In rain, heat, filth – they fight against cancer
Rozina Aktar has lost all her luscious black hair from chemotherapy for her lung cancer. The sad-faced 30-year-old woman from Patuakhali has already had seven chemo sessions and is waiting for a few more. Then she will have surgery. She lives in the damp open backyard of the national cancer research hospital reeking of garbage scattered around, where other cancer patients have also managed to make space to stay for treatment.
Rozina has a paper-thin mat and a mosquito net to make her stay comfortable in that most inhospitable place. "I do not have the money to go home and come back again for treatment. So, I found a way to stay in the hospital backyard," she said. "Each chemotherapy sets me back Tk12,000-14,000 that I somehow manage from begging." Her husband had abandoned her after the unsettling diagnosis.
This is how the struggle of poor patients, who come to the National Institute of Cancer Research and Hospital in Dhaka, goes on day after day. Yet, they have no regrets, no complaints; rather they are happy as they have at least got some space to stay close to the hospital.
In the daytime, they go around begging for treatment money and at night, they sleep on their mats under mosquito nets.
They get chemotherapy or radiotherapy in an interval of seven or 21 days. But they neither can afford the money to travel costs to their village homes and return again, nor do they have the ability to rent a room in one of the most expensive cities in the world.
Rozina has been staying under the open sky for the last six months. If there was a need for emergency care, she could easily get a doctor's attention, she said.
Like her, many poor cancer patients get admitted to the national cancer hospital, have chemotherapy or radiotherapy and end up in the open space adjacent to the hospital.
The hapless patients not only fight the disease that has a high rate of fatality, they also have to endure the hot tropical sun, torrential monsoon rain and mosquitoes carrying deadly pathogens like dengue.
"We have no problem with the place we are now staying in. We are happy that we are at least getting treatment. We can't rent a house," Sirajul Islam, a farmer from Rangpur, who has brought his wife Hamida Begum to treat her brain cancer to the hospital for treatment.
Sirajul Islam has so far spent around Tk9 lakh for his wife's treatment in several private hospitals in Rangpur and Dhaka.
Radiotherapy and chemotherapy are not available in Rangpur Medical College, he said.
Gulzar Hossain Ujjal, haematology specialist at National Institute of Cancer Research and Hospital, told TBS that their hospital cannot accommodate more than 500 patients. On average, 50 patients get admitted here every day though the need is much higher.
The number of outpatients is around 1,000 per day, he added.
Everyday around 300-350 patients receive chemotherapy, while recipients of radiotherapy are 400, doctors at the hospital said.
It is not possible to house all patients at a time as there is a shortage of beds in the hospital, they also said, adding that they discharge stable patients after giving therapy and they continue regular outpatient visits staying anywhere on their own.
Some 1.56 lakh people are diagnosed with cancer in Bangladesh every year, according to a Globocan 2020 report.
According to WHO standards, a cancer centre is needed for every 10 lakh people. So, Bangladesh requires 160 cancer centres, but it has less than 20, which are located in the capital.
Moreover, the country needs 300 radiotherapy machines, but there are only 37 in public and private hospitals.

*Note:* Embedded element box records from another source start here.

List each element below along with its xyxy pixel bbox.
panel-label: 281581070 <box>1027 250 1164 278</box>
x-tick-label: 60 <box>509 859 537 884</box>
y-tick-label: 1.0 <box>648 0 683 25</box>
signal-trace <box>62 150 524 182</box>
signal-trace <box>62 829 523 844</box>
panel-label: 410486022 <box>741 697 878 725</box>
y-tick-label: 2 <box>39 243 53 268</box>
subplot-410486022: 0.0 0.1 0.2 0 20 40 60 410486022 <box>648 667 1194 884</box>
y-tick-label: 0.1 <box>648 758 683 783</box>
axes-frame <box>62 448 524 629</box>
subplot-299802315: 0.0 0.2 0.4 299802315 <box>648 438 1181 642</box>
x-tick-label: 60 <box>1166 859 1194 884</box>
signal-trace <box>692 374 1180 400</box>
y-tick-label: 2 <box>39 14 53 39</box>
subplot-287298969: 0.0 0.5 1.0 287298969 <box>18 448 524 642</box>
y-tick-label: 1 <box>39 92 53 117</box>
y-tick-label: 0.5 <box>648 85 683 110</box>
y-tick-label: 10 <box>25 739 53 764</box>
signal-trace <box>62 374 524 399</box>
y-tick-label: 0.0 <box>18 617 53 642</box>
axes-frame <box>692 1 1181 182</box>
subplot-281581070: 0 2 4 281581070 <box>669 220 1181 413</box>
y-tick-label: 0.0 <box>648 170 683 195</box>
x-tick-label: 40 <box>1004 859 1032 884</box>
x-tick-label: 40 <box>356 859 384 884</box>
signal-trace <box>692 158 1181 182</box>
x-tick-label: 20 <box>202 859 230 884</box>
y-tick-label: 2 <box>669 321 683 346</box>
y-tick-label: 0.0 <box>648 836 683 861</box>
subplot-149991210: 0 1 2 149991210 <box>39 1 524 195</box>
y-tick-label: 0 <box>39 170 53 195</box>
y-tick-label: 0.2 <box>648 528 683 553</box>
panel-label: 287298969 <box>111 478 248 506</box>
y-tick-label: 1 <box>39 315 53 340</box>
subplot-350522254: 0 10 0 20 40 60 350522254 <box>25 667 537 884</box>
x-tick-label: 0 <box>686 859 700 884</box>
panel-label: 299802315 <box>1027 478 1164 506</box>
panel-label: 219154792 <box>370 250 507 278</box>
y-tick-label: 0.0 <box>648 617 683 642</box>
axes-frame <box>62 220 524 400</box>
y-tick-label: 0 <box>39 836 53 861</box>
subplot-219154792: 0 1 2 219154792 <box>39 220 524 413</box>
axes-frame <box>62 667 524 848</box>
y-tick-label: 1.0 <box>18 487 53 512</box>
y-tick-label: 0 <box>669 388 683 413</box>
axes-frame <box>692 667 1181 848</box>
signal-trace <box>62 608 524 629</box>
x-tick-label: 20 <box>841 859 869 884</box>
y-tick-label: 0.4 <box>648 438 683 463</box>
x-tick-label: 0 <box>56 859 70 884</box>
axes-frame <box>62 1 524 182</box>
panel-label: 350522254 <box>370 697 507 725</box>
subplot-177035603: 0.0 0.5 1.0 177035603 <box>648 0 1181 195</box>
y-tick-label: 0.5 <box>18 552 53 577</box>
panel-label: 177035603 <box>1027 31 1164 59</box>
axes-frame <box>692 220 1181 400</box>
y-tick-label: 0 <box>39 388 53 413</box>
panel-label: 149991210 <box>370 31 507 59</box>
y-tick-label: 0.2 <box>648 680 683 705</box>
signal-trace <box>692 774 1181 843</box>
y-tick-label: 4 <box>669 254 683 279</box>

Most of them remain out of order.
Patients complained that they have to wait 3-4 months for their turn to get radiotherapy.
Professor Dr Habibullah Talukder Raskin, cancer epidemiologist and preventive oncologist, said people's suffering will be lessened as cancer hospitals are being set up in eight divisional cities of the country.

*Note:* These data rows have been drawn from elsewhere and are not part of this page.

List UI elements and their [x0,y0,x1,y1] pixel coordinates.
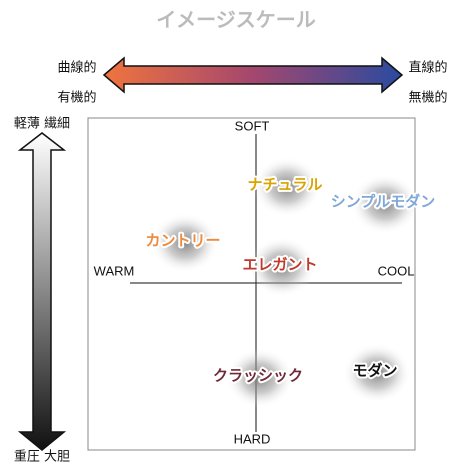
node-label: モダン [352,362,397,380]
node-label: エレガント [242,256,317,274]
halo [151,213,219,273]
label: 有機的 [57,90,96,106]
label: 重圧 大胆 [14,449,70,465]
axis-label: COOL [378,263,415,278]
node-label: クラッシック [213,367,303,385]
halo [343,343,411,403]
halo [226,348,294,408]
vertical-arrow [17,132,67,451]
node-label: カントリー [145,232,220,250]
halo [351,174,419,234]
axis-label: WARM [94,263,135,278]
axis-label: SOFT [235,118,270,133]
horizontal-arrow [102,56,404,94]
label: 無機的 [408,90,447,106]
halo [248,237,316,297]
label: 曲線的 [57,60,96,76]
node-label: ナチュラル [247,176,322,194]
label: 軽薄 繊細 [14,116,70,132]
label: 直線的 [408,60,447,76]
axis-label: HARD [234,431,271,446]
title: イメージスケール [156,8,316,32]
node-label: シンプルモダン [331,193,436,211]
halo [253,157,321,217]
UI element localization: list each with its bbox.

But it is not enough to just set up a hospital and provide machines, skilled manpower is needed to handle them.
"We also need to emphasise preventing cancer alongside ensuring treatment," he noted.
Ismat Ara, 26, who was diagnosed with blood cancer, was left in Dhaka's national cancer hospital six months ago by her husband for treatment.
"We pay Tk20 per day to a nearby house to use their cooking stoves. We collect drinking water from the National Institute of Cardiovascular Diseases next-door," she said.
"We do not know how long we will be able to continue our treatment this way as security men guarding the hospital do not want us to stay in the hospital yard," Ismat concluded.